From the King Tut Vintage Album and Cassette Museum of Jacksonville facebook page

Gurf Morlix is an artist whose songwriting, arrangements, and execution seem to get stronger with each album; quite an impressive feat since Gurf’s albums, for years, have been at such a high bar. IMPOSSIBLE BLUE is distinctive among Gurf’s recent albums because as strong as the prior albums are, this record probably contains the strongest song sequence of his records. In addition, Gurf is joined on this album by veteran keyboard player, Red Young, long-time drummer, Rick Richards, and Austin singer-songwriter Jaimee Harris on harmony vocals. Together, they create a tight, organic sound where each player pushes the overall sound further than it might otherwise be. Gurf and Young, in particular, have a chemistry on this album on guitar and organ, respectively, that really add to the strength and feel of these tunes.

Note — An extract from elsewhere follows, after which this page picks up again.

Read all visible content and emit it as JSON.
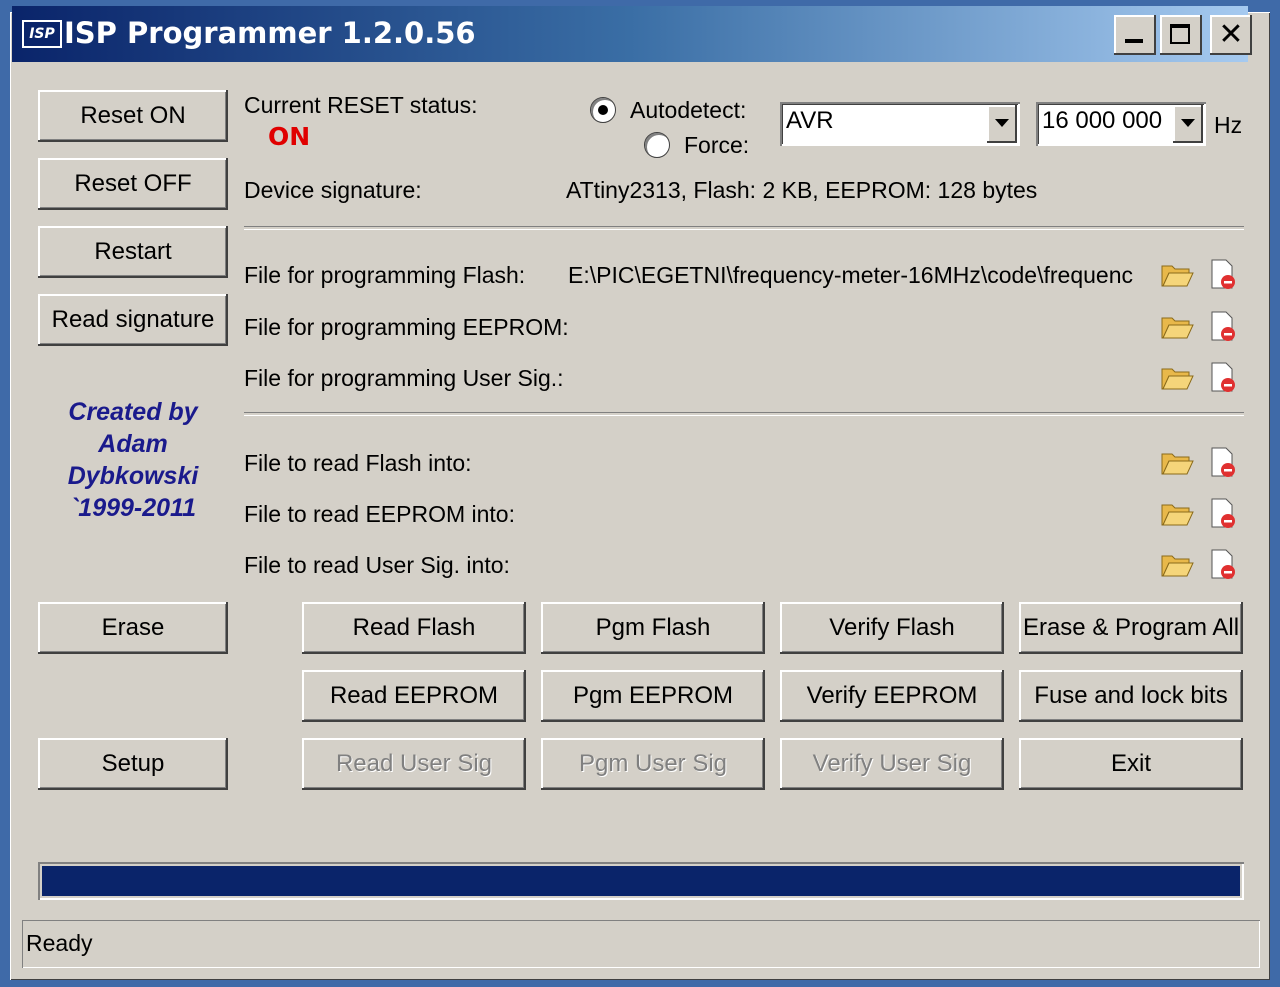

There are multiple songs on this album that deliver knockout punches. A case in point is “2 Hearts Beating in Time”. https://www.youtube.com/watch?v=Of0BDK1vrag This song has a laid back but hypnotic vibe, powered by Rick Richard’s heartbeat-like drumming and Gurf’s unique guitar work. At its core, the song is about realizing that time is precious and making the most out of it, by doing something important: lying next to and breathing with someone you love. Pretty simple, but there’s magic in this song and somehow the feeling of life affirming, mystical shared breathing is captured in the lyric and music of this song. Another stand out song from the fist half of the album is “I’m a Ghost”. https://www.youtube.com/watch?v=XIiIEvpZDDo There’s some-thing about the sound of this song that’s really interesting; the song’s meter is slow, but Gurf and Rick Richards play subtle staccato notes/fills in the verses that almost emulate a string section. Lyrically, there’s a relationship that didn’t work out and the singer is no longer in the picture, and hence, is like a ghost. There’s talk of a crime scene and detective’s detecting without having clues. But you’re not sure if these are metaphors or real. The song is in a minor key with a really strong chorus, augmented by Jaimee Harris’ wonderful vocal harmonies: “Here stands a prisoner who committed no crime. There sits a judge wasting time. I can’t say nothin’, I can’t appear. I’m a ghost and I was never here.” There’s another song toward the end of the album, “I Saw You”, which also talks about a relationship which is over and a potential crime scene and a bullet. But again, you’re never sure if Gurf is talking metaphorically or literally. Its possible that these two songs are linked conceptually. Musically, they’re both killers, with “I Saw You” being one of four stand-out songs on the second half of the album. Needless to say, after the reflective vibe running throughout Gurf’s last album, THE SOUL AND THE HEAL, it appears that the body count is back up a bit on this new album.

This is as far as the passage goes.